Mesmo as próprias letras parece que não foram escritas a pensar no formato musical. São debitadas numa cadência bizarra, quase improvisada, que condicionam as escolhas que vamos fazendo, quase por turnos, ao longo das nossas canções, pois cada escolha, na teoria, está relacionada com um sentimento ou atitude que pode alterar o tom das músicas e da sua melodia.
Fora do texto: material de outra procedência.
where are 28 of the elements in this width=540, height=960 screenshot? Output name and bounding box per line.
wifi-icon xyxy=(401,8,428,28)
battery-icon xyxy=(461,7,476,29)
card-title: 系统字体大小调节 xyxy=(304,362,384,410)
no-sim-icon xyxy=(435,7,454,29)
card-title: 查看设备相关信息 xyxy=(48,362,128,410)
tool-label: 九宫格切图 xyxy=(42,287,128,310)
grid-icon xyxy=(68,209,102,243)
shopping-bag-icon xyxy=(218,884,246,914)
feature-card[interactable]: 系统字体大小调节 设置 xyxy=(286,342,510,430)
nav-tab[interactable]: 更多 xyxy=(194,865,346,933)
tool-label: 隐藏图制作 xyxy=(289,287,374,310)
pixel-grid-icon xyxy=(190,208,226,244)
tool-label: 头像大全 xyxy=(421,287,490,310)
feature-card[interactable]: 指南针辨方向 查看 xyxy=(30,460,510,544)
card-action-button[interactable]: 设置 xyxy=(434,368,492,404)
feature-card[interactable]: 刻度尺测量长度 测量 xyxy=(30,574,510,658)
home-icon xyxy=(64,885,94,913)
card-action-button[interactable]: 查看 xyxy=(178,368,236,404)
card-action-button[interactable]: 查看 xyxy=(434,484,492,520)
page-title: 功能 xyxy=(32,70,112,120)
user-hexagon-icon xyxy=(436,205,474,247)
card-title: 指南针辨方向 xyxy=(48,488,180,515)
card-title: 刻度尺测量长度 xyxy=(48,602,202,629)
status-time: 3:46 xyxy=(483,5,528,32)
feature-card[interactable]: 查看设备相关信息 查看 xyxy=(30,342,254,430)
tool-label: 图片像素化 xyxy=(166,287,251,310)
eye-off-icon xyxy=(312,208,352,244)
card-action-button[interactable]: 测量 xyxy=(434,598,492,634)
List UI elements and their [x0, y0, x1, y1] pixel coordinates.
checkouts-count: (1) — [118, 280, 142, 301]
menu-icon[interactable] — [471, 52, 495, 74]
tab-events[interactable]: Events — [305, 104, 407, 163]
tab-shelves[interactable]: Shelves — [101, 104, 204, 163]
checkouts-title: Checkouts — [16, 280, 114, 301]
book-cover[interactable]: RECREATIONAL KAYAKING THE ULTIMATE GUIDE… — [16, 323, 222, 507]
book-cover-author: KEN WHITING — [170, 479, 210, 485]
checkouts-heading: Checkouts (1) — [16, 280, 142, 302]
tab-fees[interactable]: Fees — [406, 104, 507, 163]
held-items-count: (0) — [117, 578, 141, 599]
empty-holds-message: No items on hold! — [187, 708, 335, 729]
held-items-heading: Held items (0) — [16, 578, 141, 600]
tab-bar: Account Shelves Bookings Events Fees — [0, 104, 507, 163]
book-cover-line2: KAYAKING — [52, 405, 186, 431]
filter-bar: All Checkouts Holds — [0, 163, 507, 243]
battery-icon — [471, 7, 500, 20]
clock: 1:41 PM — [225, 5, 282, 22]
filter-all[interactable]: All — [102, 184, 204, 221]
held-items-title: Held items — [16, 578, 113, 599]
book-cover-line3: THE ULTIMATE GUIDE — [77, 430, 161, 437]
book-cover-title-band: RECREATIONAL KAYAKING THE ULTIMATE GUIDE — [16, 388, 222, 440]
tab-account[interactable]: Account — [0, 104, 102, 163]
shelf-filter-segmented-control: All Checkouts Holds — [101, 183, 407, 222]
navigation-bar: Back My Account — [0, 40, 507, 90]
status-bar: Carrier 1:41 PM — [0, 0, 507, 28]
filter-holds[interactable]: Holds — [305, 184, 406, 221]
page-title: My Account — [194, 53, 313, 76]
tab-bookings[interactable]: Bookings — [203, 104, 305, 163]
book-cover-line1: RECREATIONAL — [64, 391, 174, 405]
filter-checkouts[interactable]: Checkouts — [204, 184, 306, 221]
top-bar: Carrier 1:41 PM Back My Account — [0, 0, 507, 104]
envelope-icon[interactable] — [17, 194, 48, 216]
E é uma pena, porque sinto que, em alguns casos, esta desconexão lírica e instrumental faz um desserviço aos atores, parecendo que estão a dar demasiado do que lhes é pedido. Como acontece algumas vezes com Troy Baker, o reconhecido ator de The Last of Us, onde já mostrou os seus dotes musicais enquanto Joel, que aqui tenta dar mais do que o necessário ao puxar pelo sentimento de forma exagerada e um pouco constrangedora.
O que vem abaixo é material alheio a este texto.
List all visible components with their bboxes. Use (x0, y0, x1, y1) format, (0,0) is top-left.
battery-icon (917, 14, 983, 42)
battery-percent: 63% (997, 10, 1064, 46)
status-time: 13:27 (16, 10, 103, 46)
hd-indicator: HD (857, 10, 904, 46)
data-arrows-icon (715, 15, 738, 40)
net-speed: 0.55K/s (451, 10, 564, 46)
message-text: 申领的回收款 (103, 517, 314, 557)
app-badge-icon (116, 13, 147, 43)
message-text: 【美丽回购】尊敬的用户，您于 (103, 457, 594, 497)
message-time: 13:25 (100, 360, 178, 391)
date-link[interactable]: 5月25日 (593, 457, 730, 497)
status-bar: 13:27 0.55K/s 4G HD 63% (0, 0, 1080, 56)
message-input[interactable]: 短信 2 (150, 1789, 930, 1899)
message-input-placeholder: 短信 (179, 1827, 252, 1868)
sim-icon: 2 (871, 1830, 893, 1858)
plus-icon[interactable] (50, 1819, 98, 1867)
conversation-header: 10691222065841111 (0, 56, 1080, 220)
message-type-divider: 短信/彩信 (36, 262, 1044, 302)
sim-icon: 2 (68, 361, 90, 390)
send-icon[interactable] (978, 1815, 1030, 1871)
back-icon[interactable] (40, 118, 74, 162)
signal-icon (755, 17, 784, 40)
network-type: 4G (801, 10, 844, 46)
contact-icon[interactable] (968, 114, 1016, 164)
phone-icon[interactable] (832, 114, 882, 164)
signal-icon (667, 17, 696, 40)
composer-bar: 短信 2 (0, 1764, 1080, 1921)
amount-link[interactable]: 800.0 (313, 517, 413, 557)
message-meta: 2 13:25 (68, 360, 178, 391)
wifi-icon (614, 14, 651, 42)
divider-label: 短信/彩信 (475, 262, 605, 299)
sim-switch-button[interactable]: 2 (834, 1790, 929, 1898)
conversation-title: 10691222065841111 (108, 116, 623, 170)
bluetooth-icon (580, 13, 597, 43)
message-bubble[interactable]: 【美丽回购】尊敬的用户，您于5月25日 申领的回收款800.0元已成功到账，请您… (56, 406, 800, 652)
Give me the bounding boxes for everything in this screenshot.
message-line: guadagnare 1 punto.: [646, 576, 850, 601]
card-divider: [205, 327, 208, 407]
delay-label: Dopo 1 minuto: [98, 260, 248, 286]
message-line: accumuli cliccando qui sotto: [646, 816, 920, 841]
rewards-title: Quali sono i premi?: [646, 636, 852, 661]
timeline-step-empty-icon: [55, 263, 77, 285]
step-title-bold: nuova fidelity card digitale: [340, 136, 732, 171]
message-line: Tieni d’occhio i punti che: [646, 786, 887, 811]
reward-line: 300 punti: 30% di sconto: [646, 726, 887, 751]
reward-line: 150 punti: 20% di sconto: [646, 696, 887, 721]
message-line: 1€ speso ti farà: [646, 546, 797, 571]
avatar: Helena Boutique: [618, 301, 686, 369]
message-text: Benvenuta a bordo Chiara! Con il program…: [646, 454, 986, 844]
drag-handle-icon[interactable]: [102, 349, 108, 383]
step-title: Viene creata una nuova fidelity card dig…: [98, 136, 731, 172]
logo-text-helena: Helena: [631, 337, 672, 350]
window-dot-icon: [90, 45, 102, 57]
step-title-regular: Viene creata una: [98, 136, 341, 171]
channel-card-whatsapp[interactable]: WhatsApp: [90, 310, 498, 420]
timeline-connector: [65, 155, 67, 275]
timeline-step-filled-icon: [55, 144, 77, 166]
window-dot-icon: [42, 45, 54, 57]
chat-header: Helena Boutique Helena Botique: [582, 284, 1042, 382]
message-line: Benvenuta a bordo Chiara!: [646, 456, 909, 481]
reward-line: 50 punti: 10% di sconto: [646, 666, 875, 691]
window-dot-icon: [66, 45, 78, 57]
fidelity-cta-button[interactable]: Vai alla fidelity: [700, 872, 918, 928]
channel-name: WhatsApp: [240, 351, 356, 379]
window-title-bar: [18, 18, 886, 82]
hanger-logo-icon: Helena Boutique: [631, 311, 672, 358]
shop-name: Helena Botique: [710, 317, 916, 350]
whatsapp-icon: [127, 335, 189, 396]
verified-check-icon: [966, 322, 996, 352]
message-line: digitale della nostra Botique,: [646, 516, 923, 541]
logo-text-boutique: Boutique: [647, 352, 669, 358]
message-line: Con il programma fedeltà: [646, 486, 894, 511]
Também inconstante é a apresentação do jogo. Stray Gods é extremamente simples e joga-se exclusivamente através de uma roda de diálogos. E visualmente adota um look quase de banda-desenhada, com frames maioritariamente parados, onde as personagens mudam as suas emoções de acordo com as conversas. No fundo, uma visual novel. É quase tudo desenhado à mão, com um registo muito interessante, mas são notórios os atalhos dados para chegar ao produto final, como por exemplo “crops” nos frames que denunciam a baixa resolução da arte e o uso, na minha opinião, desnecessário de elementos 3D, também eles de baixa resolução, na esperança de darem alguma profundidade e dimensão à imagem.
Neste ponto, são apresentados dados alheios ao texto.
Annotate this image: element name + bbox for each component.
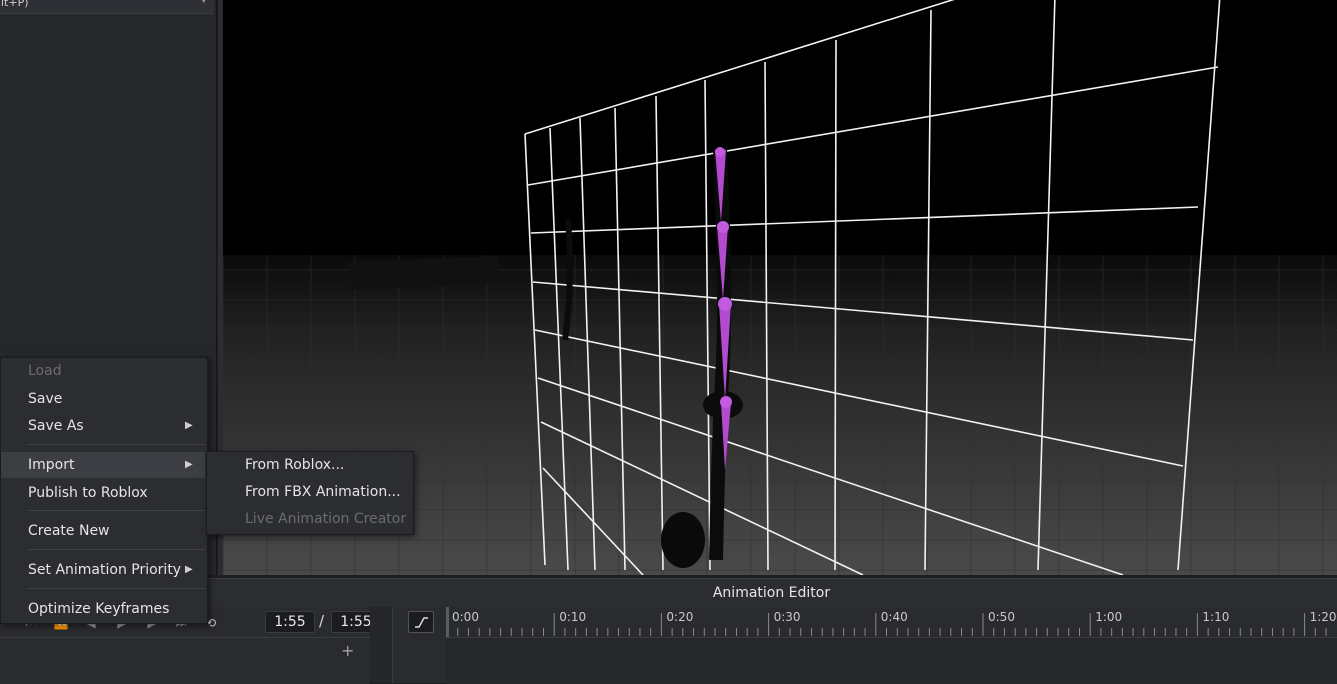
menu-item-label: Import — [28, 457, 75, 473]
timeline-ruler[interactable]: 0:00 0:10 0:20 0:30 0:40 0:50 1:00 1:10 1:20 — [393, 607, 1337, 637]
menu-item-label: From Roblox... — [245, 457, 345, 473]
timeline-tick-label: 0:30 — [773, 610, 801, 624]
timeline-tick-label: 0:50 — [988, 610, 1015, 624]
easing-curve-button[interactable] — [408, 611, 434, 633]
curve-icon — [415, 617, 428, 628]
explorer-dropdown-text: lt+P) — [1, 0, 29, 9]
timeline-tick-label: 1:00 — [1095, 610, 1123, 624]
menu-item-create-new[interactable]: Create New — [1, 518, 205, 544]
timeline-tick-label: 1:20 — [1309, 610, 1337, 624]
menu-item-save-as[interactable]: Save As ▶ — [1, 413, 205, 439]
menu-item-set-priority[interactable]: Set Animation Priority ▶ — [1, 557, 205, 583]
submenu-item-live-creator: Live Animation Creator — [207, 506, 413, 532]
menu-item-label: Optimize Keyframes — [28, 601, 170, 617]
keyframe-track-area[interactable] — [446, 637, 1337, 684]
import-submenu: From Roblox... From FBX Animation... Liv… — [206, 451, 414, 535]
current-time-input[interactable]: 1:55 — [265, 611, 315, 633]
submenu-item-from-fbx[interactable]: From FBX Animation... — [207, 479, 413, 505]
menu-item-label: From FBX Animation... — [245, 484, 401, 500]
menu-item-label: Publish to Roblox — [28, 485, 148, 501]
menu-item-save[interactable]: Save — [1, 386, 205, 412]
menu-item-optimize[interactable]: Optimize Keyframes — [1, 596, 205, 622]
time-separator: / — [319, 612, 325, 630]
menu-item-label: Save As — [28, 418, 84, 434]
menu-item-publish[interactable]: Publish to Roblox — [1, 480, 205, 506]
submenu-arrow-icon: ▶ — [185, 459, 193, 470]
timeline-scrubber[interactable] — [446, 607, 449, 637]
menu-item-import[interactable]: Import ▶ — [1, 452, 205, 478]
menu-item-label: Save — [28, 391, 63, 407]
add-track-button[interactable]: + — [341, 641, 354, 660]
timeline-ticks — [446, 613, 1327, 636]
menu-item-label: Live Animation Creator — [245, 511, 407, 527]
timeline[interactable]: 0:00 0:10 0:20 0:30 0:40 0:50 1:00 1:10 1:20 — [392, 607, 1337, 684]
menu-item-label: Create New — [28, 523, 110, 539]
menu-divider — [28, 549, 205, 550]
animation-editor-title: Animation Editor — [206, 578, 1337, 607]
menu-divider — [28, 510, 205, 511]
menu-item-load: Load — [1, 358, 205, 384]
menu-item-label: Load — [28, 363, 62, 379]
timeline-tick-label: 0:10 — [559, 610, 587, 624]
explorer-dropdown[interactable]: lt+P) ▾ — [0, 0, 214, 14]
submenu-arrow-icon: ▶ — [185, 420, 193, 431]
menu-divider — [28, 588, 205, 589]
chevron-down-icon: ▾ — [201, 0, 206, 6]
track-list — [0, 637, 370, 684]
timeline-tick-label: 0:20 — [666, 610, 694, 624]
submenu-arrow-icon: ▶ — [185, 564, 193, 575]
timeline-tick-label: 0:00 — [452, 610, 479, 624]
submenu-item-from-roblox[interactable]: From Roblox... — [207, 452, 413, 478]
menu-divider — [28, 444, 205, 445]
timeline-tick-label: 0:40 — [880, 610, 908, 624]
timeline-tick-label: 1:10 — [1202, 610, 1230, 624]
file-context-menu: Load Save Save As ▶ Import ▶ Publish to … — [0, 357, 208, 624]
track-separator — [370, 607, 392, 683]
menu-item-label: Set Animation Priority — [28, 562, 182, 578]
Ao longo da minha aventura deparei-me com mais problemas técnicos e de más decisões de design do que gostaria – a maioria, espero eu, resolvidos através de patches. Nas poucas vezes em que naveguei em menus, foi difícil perceber quando estava a ativar opções; há uma grande falta de opções de acessibilidade; algumas opções não eram registadas; o nivelamento de volume de algumas conversas era tão inconstante que algumas personagens surgiram quase mudas em conversas; a posição das legendas é apenas no topo (o que é pessoalmente irritante); e tive um estranho caso em que uma conversa com uma personagem em particular foi repetida de imediato na cena seguinte, noutra localização.
Stray Gods promete ainda imensos finais e caminhos diferentes. Dos finais não posso, para já, falar, uma vez que só terminei uma vez, mas dos caminhos posso dizer que senti sempre que todas as linhas de diálogo me podiam levar para um sítio diferente, para um desfecho diferente, deixando a minha imaginação fluir para um cenário de “what if”. O que é uma sensação ótima quando se joga um RPG.
Em parte, Stray Gods é um jogo agradável que me surpreendeu pelo tom mais descontraído face aos jogos AAA que normalmente gosto mais de jogar, ao mesmo tempo que me entregou um dos elementos que mais gosto em RPGs modernos, a roda de diálogos. Saí do jogo relativamente satisfeito apesar de todas as suas inconsistências, particularmente pela sua narrativa, ainda que tenha sentido alguma previsibilidade na sua resolução e pelo seu elenco diverso e divertido de conhecer.
Pode não ser o jogo que recomende de imediato a todos, mas é, certamente, uma experiência que vale a pena espreitar e que julgo que irá ser lembrado como uma novidade: a de um RPG que tentou ser um musical.
Cópia para análise (versão PlayStation) cedida pela Humble Games.